1968’de Beyrut’ta Denktaş ile Klerides arasında başlayan toplumlar arası görüşmeler Denktaş’ın Makarios’un “13 Madde”sini kabul etmesi ile tamamlandı.

Ağustos 1974’te başlayan müzakereler ise “toplumlar arası” değildir. İşgalci devlet ile işgal edilen arasındadır.

1974’te Türk ordusu Kıbrıs Cumhuriyeti’ni işgal etti. İşgalden sonra toplumlar arası müzakereler bitti.

50 senedir müzakereler Türkiye’nin Kıbrıs Cumhuriyeti’ne işgalin oldubittilerini dayatma sürecidir.

İşte bu yüzden 50 senedir her masa kurulduğunda Kıbrıslılar kaybetti…

İşgalci ile işgal altındaki arasında “toprak pazarlığı” yapılamaz. Savaş suçlarının % kaçını yasallaştıracağınızın pazarlığına başladığınızda kaybedersiniz.

Tatar soruyor Hristodulidis’e:

-Yasadışı Türkiyeli yerleşimciler neden güneye geçemiyor?

Savaş suçlarını yasallaştırmayı pazarlık konusu yapmanın bedelidir bu.

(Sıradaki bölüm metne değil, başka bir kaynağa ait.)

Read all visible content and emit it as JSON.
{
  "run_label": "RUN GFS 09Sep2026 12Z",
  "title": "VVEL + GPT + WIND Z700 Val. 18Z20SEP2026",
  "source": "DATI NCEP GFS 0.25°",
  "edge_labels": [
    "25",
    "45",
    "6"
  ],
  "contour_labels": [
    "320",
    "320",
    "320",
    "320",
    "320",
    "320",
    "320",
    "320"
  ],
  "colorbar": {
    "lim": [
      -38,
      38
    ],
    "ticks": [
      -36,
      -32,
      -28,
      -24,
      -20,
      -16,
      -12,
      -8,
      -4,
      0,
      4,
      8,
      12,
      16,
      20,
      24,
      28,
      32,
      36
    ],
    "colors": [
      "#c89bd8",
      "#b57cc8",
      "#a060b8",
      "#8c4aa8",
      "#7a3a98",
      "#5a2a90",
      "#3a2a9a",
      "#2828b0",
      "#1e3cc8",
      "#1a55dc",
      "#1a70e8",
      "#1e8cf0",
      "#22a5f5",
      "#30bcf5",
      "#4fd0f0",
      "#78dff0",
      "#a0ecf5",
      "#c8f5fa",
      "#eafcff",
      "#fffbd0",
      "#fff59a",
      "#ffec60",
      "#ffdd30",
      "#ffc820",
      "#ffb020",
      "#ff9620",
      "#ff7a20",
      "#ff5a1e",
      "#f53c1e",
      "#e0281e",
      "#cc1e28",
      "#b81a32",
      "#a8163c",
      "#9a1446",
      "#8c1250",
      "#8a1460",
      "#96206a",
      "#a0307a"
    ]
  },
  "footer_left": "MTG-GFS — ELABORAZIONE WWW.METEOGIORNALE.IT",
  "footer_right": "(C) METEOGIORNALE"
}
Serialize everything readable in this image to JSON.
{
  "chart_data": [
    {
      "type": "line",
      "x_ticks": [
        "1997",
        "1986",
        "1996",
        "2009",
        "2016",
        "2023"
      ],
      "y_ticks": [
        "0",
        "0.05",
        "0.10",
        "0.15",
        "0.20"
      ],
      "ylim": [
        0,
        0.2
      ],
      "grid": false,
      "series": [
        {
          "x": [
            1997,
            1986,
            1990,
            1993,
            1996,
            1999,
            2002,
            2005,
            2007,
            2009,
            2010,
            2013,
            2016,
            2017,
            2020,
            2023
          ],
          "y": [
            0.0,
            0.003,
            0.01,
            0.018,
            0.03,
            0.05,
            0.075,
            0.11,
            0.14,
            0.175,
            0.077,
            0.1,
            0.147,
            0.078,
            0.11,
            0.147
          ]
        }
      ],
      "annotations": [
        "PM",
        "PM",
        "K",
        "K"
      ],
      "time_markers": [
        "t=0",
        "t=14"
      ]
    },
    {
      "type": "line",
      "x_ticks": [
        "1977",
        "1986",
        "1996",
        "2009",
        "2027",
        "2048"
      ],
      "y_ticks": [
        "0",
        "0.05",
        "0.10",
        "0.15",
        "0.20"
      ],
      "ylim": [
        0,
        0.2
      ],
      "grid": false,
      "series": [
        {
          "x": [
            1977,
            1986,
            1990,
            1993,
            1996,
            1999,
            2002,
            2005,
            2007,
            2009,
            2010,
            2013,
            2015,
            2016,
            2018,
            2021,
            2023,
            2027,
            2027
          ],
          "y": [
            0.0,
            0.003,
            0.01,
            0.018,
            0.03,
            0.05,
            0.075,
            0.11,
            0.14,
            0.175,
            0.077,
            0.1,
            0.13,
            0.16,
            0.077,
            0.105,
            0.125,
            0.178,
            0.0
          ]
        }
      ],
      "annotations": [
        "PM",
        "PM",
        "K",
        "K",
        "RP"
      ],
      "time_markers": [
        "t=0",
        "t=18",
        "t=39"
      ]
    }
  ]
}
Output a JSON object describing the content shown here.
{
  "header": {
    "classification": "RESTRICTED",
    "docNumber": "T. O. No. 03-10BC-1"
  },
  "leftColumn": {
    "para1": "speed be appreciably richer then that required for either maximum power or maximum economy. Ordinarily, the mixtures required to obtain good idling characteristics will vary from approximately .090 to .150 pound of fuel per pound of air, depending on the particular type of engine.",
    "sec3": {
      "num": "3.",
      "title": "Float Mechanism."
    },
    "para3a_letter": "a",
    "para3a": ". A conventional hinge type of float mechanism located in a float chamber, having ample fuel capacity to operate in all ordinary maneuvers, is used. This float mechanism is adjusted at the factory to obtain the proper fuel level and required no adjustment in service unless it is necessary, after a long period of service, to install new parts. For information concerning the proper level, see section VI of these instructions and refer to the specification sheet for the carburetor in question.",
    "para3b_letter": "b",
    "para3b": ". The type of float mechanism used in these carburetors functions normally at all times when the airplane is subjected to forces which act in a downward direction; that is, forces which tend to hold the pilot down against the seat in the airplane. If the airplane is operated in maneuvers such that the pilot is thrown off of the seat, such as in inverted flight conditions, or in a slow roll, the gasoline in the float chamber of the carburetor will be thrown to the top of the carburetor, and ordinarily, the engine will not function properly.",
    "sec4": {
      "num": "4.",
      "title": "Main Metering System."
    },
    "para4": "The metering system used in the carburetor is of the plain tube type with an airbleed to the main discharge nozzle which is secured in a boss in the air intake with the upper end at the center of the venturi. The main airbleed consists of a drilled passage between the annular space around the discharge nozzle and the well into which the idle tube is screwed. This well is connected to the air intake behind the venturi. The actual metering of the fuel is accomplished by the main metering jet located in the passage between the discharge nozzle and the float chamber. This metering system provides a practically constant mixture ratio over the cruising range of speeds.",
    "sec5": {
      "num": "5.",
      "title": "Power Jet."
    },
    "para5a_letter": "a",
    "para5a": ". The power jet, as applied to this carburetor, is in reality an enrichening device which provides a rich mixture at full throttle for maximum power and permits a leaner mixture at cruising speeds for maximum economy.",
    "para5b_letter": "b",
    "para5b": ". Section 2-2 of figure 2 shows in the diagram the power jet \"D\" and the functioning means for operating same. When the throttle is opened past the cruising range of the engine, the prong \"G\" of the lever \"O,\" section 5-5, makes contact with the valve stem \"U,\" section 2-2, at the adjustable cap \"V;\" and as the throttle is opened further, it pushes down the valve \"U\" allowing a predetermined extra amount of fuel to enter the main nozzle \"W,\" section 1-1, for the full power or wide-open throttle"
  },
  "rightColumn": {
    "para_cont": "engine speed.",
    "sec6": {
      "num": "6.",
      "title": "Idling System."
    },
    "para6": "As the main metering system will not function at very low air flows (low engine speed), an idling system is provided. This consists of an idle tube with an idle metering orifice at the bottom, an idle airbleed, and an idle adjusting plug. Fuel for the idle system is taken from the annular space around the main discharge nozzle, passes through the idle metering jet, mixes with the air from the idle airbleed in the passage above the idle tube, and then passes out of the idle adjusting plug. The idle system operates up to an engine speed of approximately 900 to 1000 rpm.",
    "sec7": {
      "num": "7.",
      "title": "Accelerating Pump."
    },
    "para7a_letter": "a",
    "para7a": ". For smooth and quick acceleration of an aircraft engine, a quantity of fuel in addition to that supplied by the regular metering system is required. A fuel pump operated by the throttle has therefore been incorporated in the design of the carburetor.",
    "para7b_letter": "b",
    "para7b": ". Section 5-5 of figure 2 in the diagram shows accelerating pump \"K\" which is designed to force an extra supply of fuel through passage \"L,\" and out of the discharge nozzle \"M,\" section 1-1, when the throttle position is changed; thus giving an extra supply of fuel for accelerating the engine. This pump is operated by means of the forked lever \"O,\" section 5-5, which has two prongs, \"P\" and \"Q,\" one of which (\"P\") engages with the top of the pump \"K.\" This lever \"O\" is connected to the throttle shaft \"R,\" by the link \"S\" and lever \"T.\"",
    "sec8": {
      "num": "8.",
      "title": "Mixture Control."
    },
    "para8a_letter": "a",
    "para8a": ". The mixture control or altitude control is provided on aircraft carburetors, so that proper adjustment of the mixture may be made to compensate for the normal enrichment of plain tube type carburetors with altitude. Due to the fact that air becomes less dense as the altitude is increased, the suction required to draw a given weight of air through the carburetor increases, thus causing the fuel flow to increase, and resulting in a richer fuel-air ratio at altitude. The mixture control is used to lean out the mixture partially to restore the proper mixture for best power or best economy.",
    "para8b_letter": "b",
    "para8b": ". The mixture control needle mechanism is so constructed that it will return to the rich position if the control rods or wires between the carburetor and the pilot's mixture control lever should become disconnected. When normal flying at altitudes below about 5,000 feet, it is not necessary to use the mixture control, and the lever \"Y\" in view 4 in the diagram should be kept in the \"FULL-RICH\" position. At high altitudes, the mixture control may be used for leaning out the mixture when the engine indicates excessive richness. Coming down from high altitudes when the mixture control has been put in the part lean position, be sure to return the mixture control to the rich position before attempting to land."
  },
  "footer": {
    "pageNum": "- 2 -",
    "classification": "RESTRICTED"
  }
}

Pazarlığa bir kere başladığınızda borçlu çıkarsınız…

Hristodulidis 4 kapı daha açalım diyor, Tatar ise Türkiyeli yerleşimciler de geçsin kapılardan diyor.

Savaş suçunun pazarlığı olmaz, yasallaştırılması olmaz, zaman aşımı olmaz. Sadece yargılaması olur…

Kıbrıs Cumhuriyeti neden bu savaş suçlarını Uluslararası Adalet Divanı’na taşımıyor?

-Müzakerelerdeki “olumlu hava”yı baltalamamak için mi?

Müzakere masasındaki “olumlu hava” Türkiye’nin hiçbir şey vermeyip sadece almasıdır. Aldığı sürece hava olumludur!

***

Yaser Arafat Clinton’a şöyle demişti:

-“İsrail ile görüşmelerin ilerlediğini söylüyorsunuz. Ama onlar işgalcidir. Cömert oldukları söylenemez, çünkü kendi ceplerinden değil bizim topraklarımızdan veriyorlar. İstediğimiz Filistin’in sadece %22’sidir sayın başkan!”

Arafat Filistin’in %78’ini İsrail’e bağışladı. Ama İsrail’e yetmedi bu…

Hristodulidis ne kadar bağışlayacak?

İşgalci kapı pazarlığı değil, toprak pazarlığı yapar!